Times Square, New York
Times Square was a lot cheaper in 1938. Look closely on the left and you can see a dinner deal for 60 cents. Today with 60 cents you can buy maybe a few pieces of chiclet gum.
Yellow Stone National Park, Wyoming
Back then there were no signs telling you to not feed the animals. Those bears must love Werther’s Originals.
Moulin Rouge, Paris
If you look closely you can see the advertisement for the 1954 Cannes film Festival. This photo also gave me terrifying thoughts of what they might sell in a 1950’s sex shop.
Great Pyramid of Giza, Egypt
A reddit user found this picture in his grandpa’s photos from World War II.
Trevi Fountain, Italy
This photo of the Trevi Fountain in Rome, Italy was from the filming of Alfred Hitchcocks film La Dolce Vita. I have never seen this movie, but I can guarantee you it’s at least a thousand times better than The Lizzie McGuire movie they filmed here. Gordo was the OG friend zone.
Taj Mahal, India
An amazing photo of the Taj Mahal in Agra, India. Okay the photo is a bit crooked, but cut this guy a break; Tripods in the 1950’s were hard to come by. He was clearly distracted by this damsel on the left wearing a risqué just below the knee plaid skirt.

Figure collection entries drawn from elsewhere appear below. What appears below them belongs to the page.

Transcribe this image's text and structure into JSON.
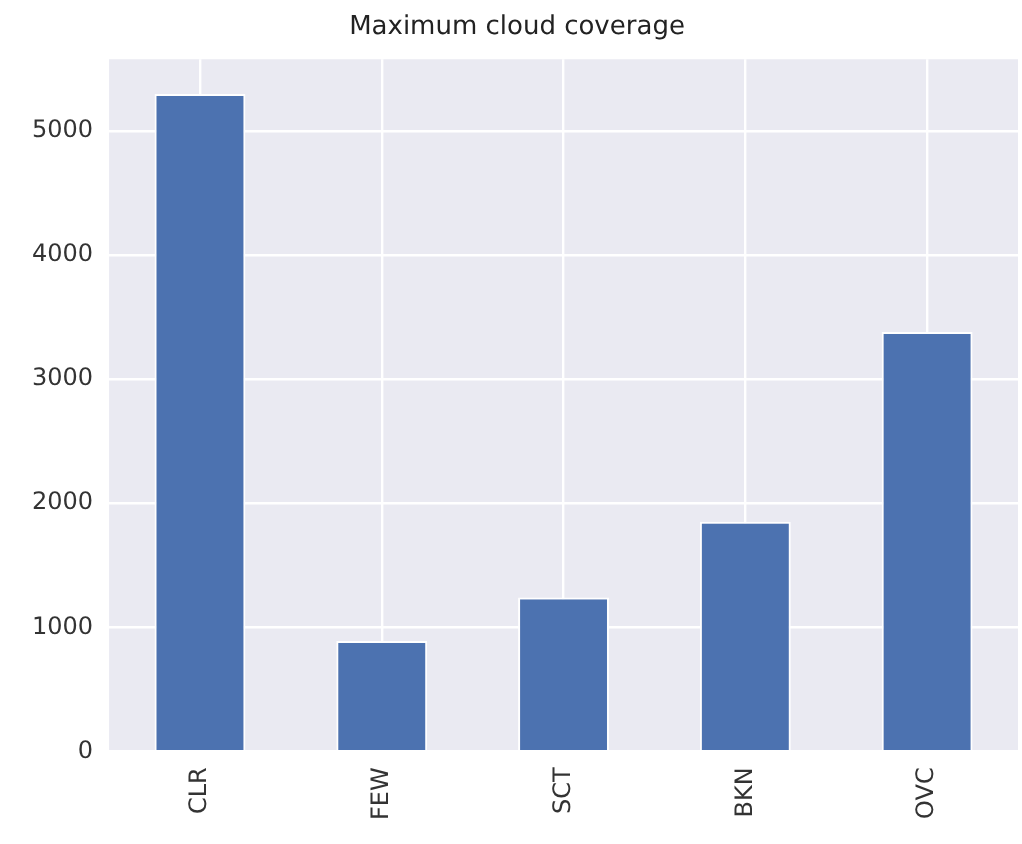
{
  "chart_data": {
    "type": "bar",
    "title": "Maximum cloud coverage",
    "categories": [
      "CLR",
      "FEW",
      "SCT",
      "BKN",
      "OVC"
    ],
    "values": [
      5300,
      890,
      1240,
      1850,
      3380
    ],
    "color": "#4c72b0",
    "ylim": [
      0,
      5580
    ],
    "yticks": [
      0,
      1000,
      2000,
      3000,
      4000,
      5000
    ],
    "grid": true,
    "legend": false
  }
}
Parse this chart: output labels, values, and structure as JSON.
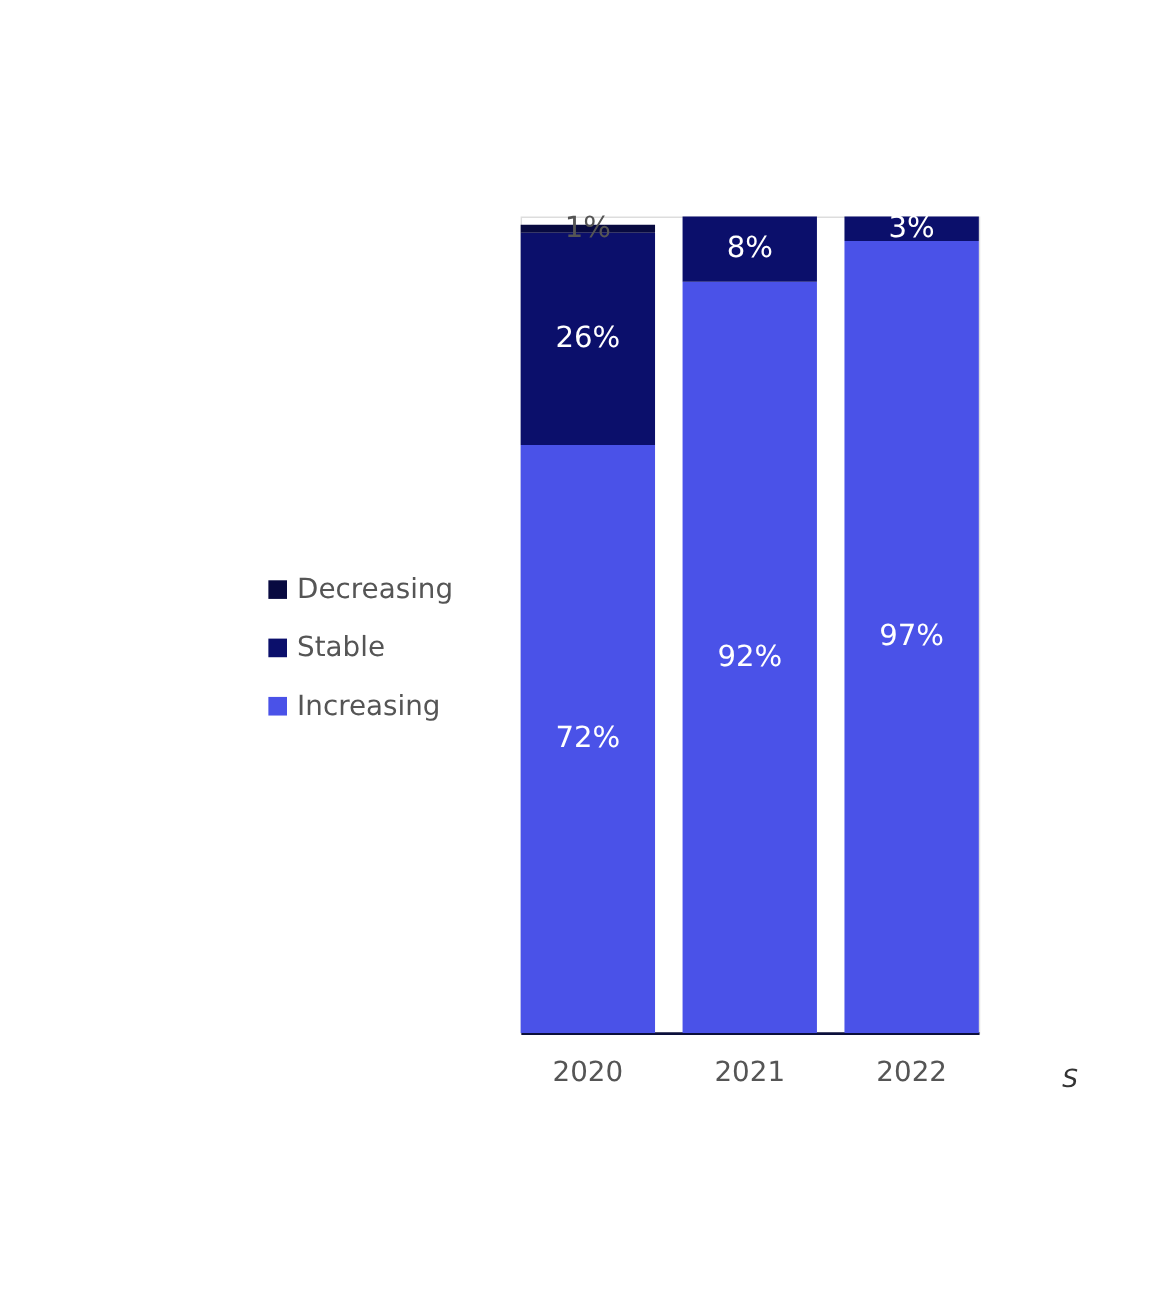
{
  "chart_data": {
    "type": "bar",
    "stacked": true,
    "legend": "left",
    "grid": false,
    "tick_labels": "x",
    "categories": [
      "2020",
      "2021",
      "2022"
    ],
    "series": [
      {
        "name": "Increasing",
        "color": "#4a52e8",
        "values": [
          72,
          92,
          97
        ],
        "value_labels": [
          "72%",
          "92%",
          "97%"
        ]
      },
      {
        "name": "Stable",
        "color": "#0b0f6b",
        "values": [
          26,
          8,
          3
        ],
        "value_labels": [
          "26%",
          "8%",
          "3%"
        ]
      },
      {
        "name": "Decreasing",
        "color": "#080a40",
        "values": [
          1,
          null,
          null
        ],
        "value_labels": [
          "1%",
          null,
          null
        ]
      }
    ],
    "annotations": [
      "S"
    ]
  }
}
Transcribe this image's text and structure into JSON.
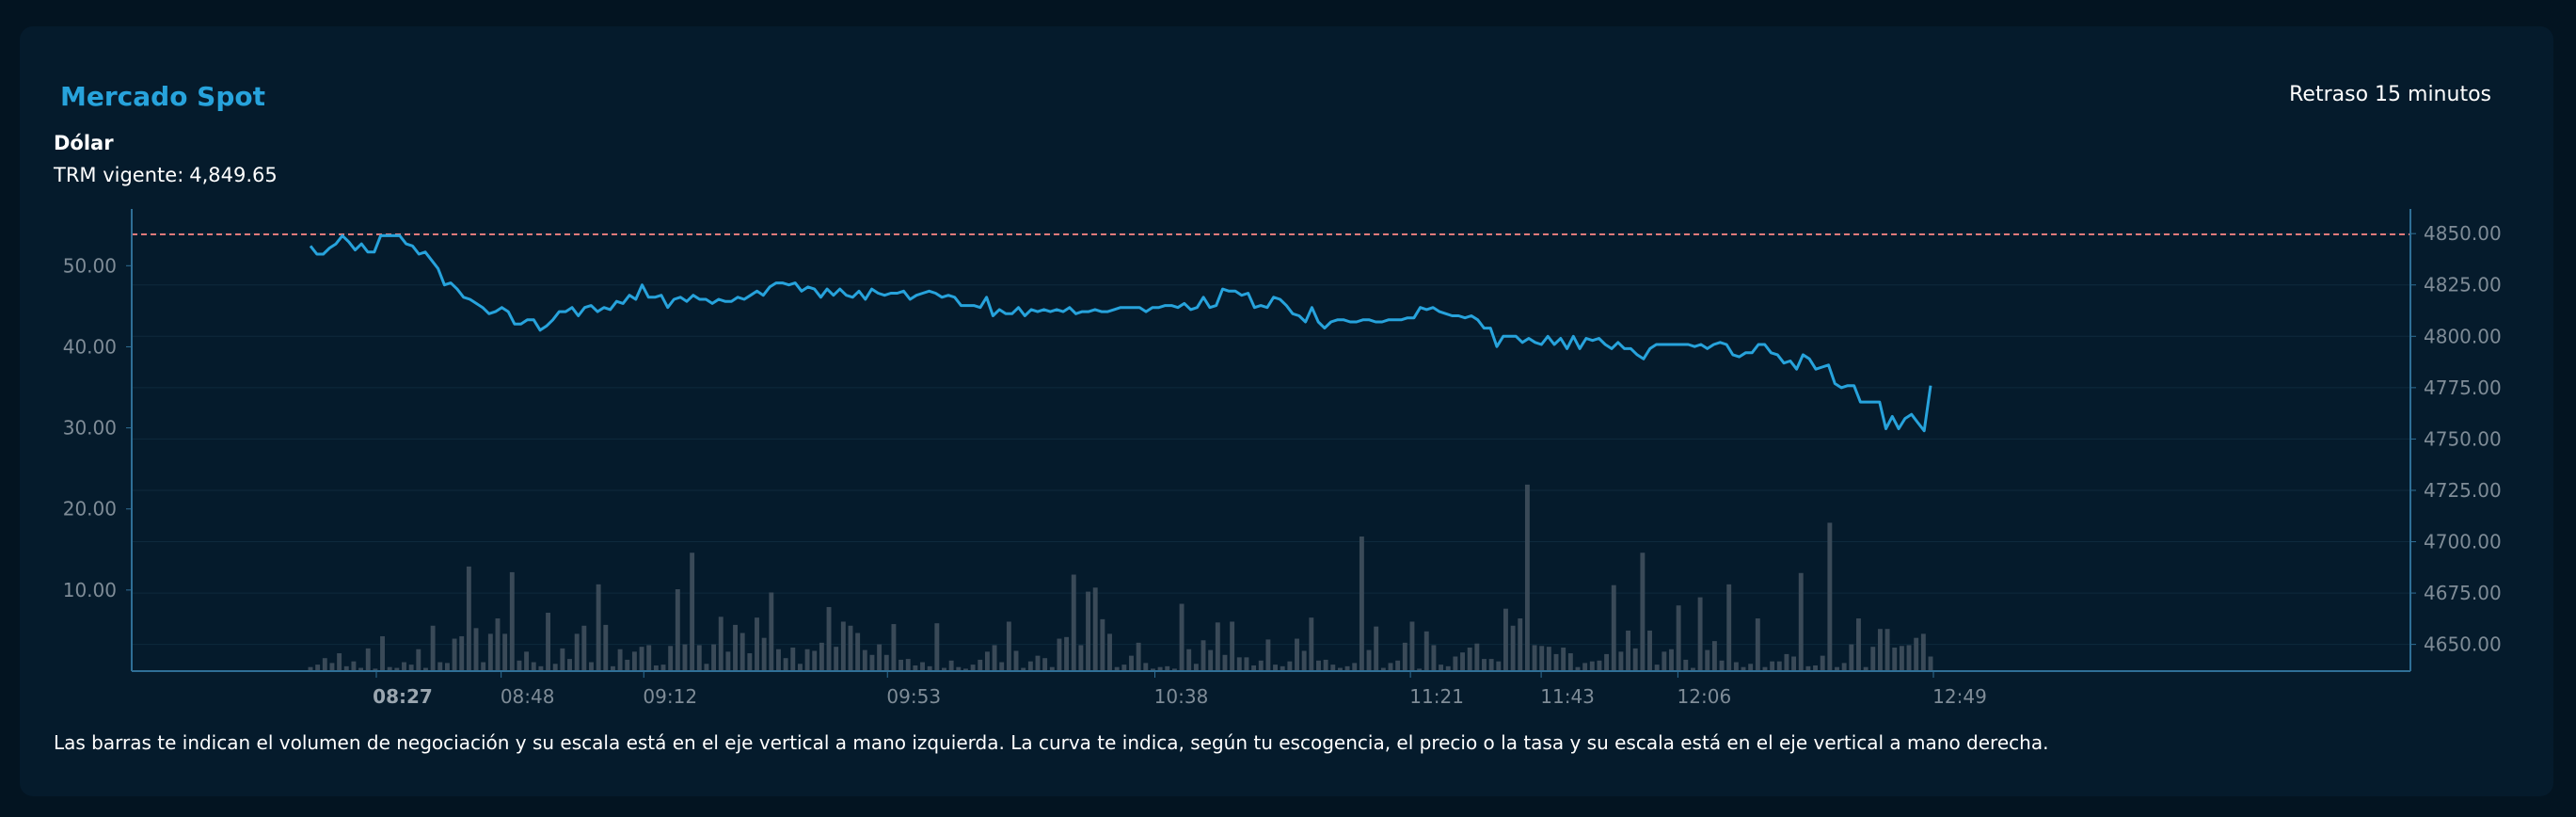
{
  "header": {
    "title": "Mercado Spot",
    "delay_label": "Retraso 15 minutos",
    "currency": "Dólar",
    "trm_label": "TRM vigente:",
    "trm_value": "4,849.65"
  },
  "footnote": "Las barras te indican el volumen de negociación y su escala está en el eje vertical a mano izquierda. La curva te indica, según tu escogencia, el precio o la tasa y su escala está en el eje vertical a mano derecha.",
  "colors": {
    "line": "#27a3dc",
    "bars": "#3a4a58",
    "reference": "#e07a7a",
    "axis": "#2f6f96"
  },
  "chart_data": {
    "type": "bar+line",
    "x_ticks": [
      "08:27",
      "08:48",
      "09:12",
      "09:53",
      "10:38",
      "11:21",
      "11:43",
      "12:06",
      "12:49"
    ],
    "x_tick_bold": "08:27",
    "left_axis": {
      "ticks": [
        "10.00",
        "20.00",
        "30.00",
        "40.00",
        "50.00"
      ],
      "ylim": [
        0,
        57
      ]
    },
    "right_axis": {
      "ticks": [
        "4650.00",
        "4675.00",
        "4700.00",
        "4725.00",
        "4750.00",
        "4775.00",
        "4800.00",
        "4825.00",
        "4850.00"
      ],
      "ylim": [
        4637,
        4862
      ]
    },
    "reference_line": 4849.65,
    "series": [
      {
        "kind": "bar",
        "axis": "left",
        "values": [
          0.5,
          0.8,
          1.6,
          1,
          2.2,
          0.6,
          1.2,
          0.4,
          2.8,
          0.3,
          4.3,
          0.5,
          0.4,
          1.1,
          0.8,
          2.7,
          0.4,
          5.6,
          1.1,
          1,
          4,
          4.3,
          12.9,
          5.3,
          1.1,
          4.6,
          6.5,
          4.6,
          12.2,
          1.3,
          2.4,
          1.1,
          0.6,
          7.2,
          0.9,
          2.8,
          1.5,
          4.6,
          5.6,
          1.1,
          10.7,
          5.7,
          0.6,
          2.7,
          1.4,
          2.4,
          3,
          3.2,
          0.7,
          0.8,
          3.1,
          10.1,
          3.3,
          14.6,
          3.2,
          0.9,
          3.3,
          6.7,
          2.4,
          5.7,
          4.7,
          2.2,
          6.6,
          4.1,
          9.7,
          2.7,
          1.6,
          2.9,
          0.9,
          2.7,
          2.5,
          3.5,
          7.9,
          3,
          6.1,
          5.6,
          4.7,
          2.6,
          2,
          3.3,
          2,
          5.8,
          1.4,
          1.5,
          0.7,
          1.1,
          0.6,
          5.9,
          0.4,
          1.3,
          0.5,
          0.3,
          0.8,
          1.4,
          2.4,
          3.2,
          1.1,
          6.1,
          2.5,
          0.4,
          1.2,
          1.9,
          1.6,
          0.5,
          4,
          4.2,
          11.9,
          3.2,
          9.8,
          10.3,
          6.4,
          4.6,
          0.5,
          0.8,
          1.9,
          3.5,
          1,
          0.3,
          0.5,
          0.6,
          0.3,
          8.3,
          2.7,
          0.9,
          3.8,
          2.6,
          6,
          2,
          6.1,
          1.7,
          1.7,
          0.7,
          1.3,
          3.9,
          0.8,
          0.6,
          1.2,
          4,
          2.5,
          6.6,
          1.3,
          1.4,
          0.8,
          0.4,
          0.6,
          1,
          16.6,
          2.6,
          5.5,
          0.4,
          1,
          1.3,
          3.5,
          6.1,
          0.3,
          4.9,
          3.2,
          0.8,
          0.6,
          1.8,
          2.3,
          2.9,
          3.4,
          1.5,
          1.5,
          1.2,
          7.7,
          5.6,
          6.5,
          23,
          3.2,
          3.1,
          3,
          2.1,
          2.9,
          2.2,
          0.5,
          1,
          1.2,
          1.3,
          2.1,
          10.6,
          2.4,
          5,
          2.8,
          14.6,
          5,
          0.8,
          2.4,
          2.7,
          8.1,
          1.4,
          0.4,
          9.1,
          2.6,
          3.7,
          1.3,
          10.7,
          1.1,
          0.5,
          0.9,
          6.5,
          0.5,
          1.2,
          1.2,
          2.1,
          1.8,
          12.1,
          0.6,
          0.7,
          1.9,
          18.3,
          0.5,
          1,
          3.3,
          6.5,
          0.5,
          3,
          5.2,
          5.2,
          2.9,
          3.1,
          3.2,
          4.1,
          4.6,
          1.8
        ]
      },
      {
        "kind": "line",
        "axis": "right",
        "values": [
          4844,
          4840,
          4840,
          4843,
          4845,
          4849,
          4846,
          4842,
          4845,
          4841,
          4841,
          4849,
          4849,
          4849,
          4849,
          4845,
          4844,
          4840,
          4841,
          4837,
          4833,
          4825,
          4826,
          4823,
          4819,
          4818,
          4816,
          4814,
          4811,
          4812,
          4814,
          4812,
          4806,
          4806,
          4808,
          4808,
          4803,
          4805,
          4808,
          4812,
          4812,
          4814,
          4810,
          4814,
          4815,
          4812,
          4814,
          4813,
          4817,
          4816,
          4820,
          4818,
          4825,
          4819,
          4819,
          4820,
          4814,
          4818,
          4819,
          4817,
          4820,
          4818,
          4818,
          4816,
          4818,
          4817,
          4817,
          4819,
          4818,
          4820,
          4822,
          4820,
          4824,
          4826,
          4826,
          4825,
          4826,
          4822,
          4824,
          4823,
          4819,
          4823,
          4820,
          4823,
          4820,
          4819,
          4822,
          4818,
          4823,
          4821,
          4820,
          4821,
          4821,
          4822,
          4818,
          4820,
          4821,
          4822,
          4821,
          4819,
          4820,
          4819,
          4815,
          4815,
          4815,
          4814,
          4819,
          4810,
          4813,
          4811,
          4811,
          4814,
          4810,
          4813,
          4812,
          4813,
          4812,
          4813,
          4812,
          4814,
          4811,
          4812,
          4812,
          4813,
          4812,
          4812,
          4813,
          4814,
          4814,
          4814,
          4814,
          4812,
          4814,
          4814,
          4815,
          4815,
          4814,
          4816,
          4813,
          4814,
          4819,
          4814,
          4815,
          4823,
          4822,
          4822,
          4820,
          4821,
          4814,
          4815,
          4814,
          4819,
          4818,
          4815,
          4811,
          4810,
          4807,
          4814,
          4807,
          4804,
          4807,
          4808,
          4808,
          4807,
          4807,
          4808,
          4808,
          4807,
          4807,
          4808,
          4808,
          4808,
          4809,
          4809,
          4814,
          4813,
          4814,
          4812,
          4811,
          4810,
          4810,
          4809,
          4810,
          4808,
          4804,
          4804,
          4795,
          4800,
          4800,
          4800,
          4797,
          4799,
          4797,
          4796,
          4800,
          4796,
          4799,
          4794,
          4800,
          4794,
          4799,
          4798,
          4799,
          4796,
          4794,
          4797,
          4794,
          4794,
          4791,
          4789,
          4794,
          4796,
          4796,
          4796,
          4796,
          4796,
          4796,
          4795,
          4796,
          4794,
          4796,
          4797,
          4796,
          4791,
          4790,
          4792,
          4792,
          4796,
          4796,
          4792,
          4791,
          4787,
          4788,
          4784,
          4791,
          4789,
          4784,
          4785,
          4786,
          4777,
          4775,
          4776,
          4776,
          4768,
          4768,
          4768,
          4768,
          4755,
          4761,
          4755,
          4760,
          4762,
          4758,
          4754,
          4776
        ]
      }
    ]
  }
}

Because the clock tower in West Minister is called Big Ben, you can call this Little Ben. This market still stands today, but imagine it surrounded by a sea of motor scooters.
Riding a vespa through Rome was as romantic then as it is now. This guy is getting huge brownie points for this first date.
This photo is from the second Sino-Japanese war. The modern weaponry juxtaposed against the ancient architecture is a rare contrast. This is a photo from a violent and sad time in Chinese history, but unfortunately all I can think about is Donald Trump Saying China.
Angkor Wat, Cambodia
People dancing during a festival at Angkor Wat. Angkor Wat temple is one of the 7 wonders of the world. It was also where several scenes were shot for Lara Croft: Tomb Raider.
Time can change everything. For some of the worlds most iconic landmarks it’s not as much the landmark itself that changes, but its the patrons. Context paints a location with a different colored brush.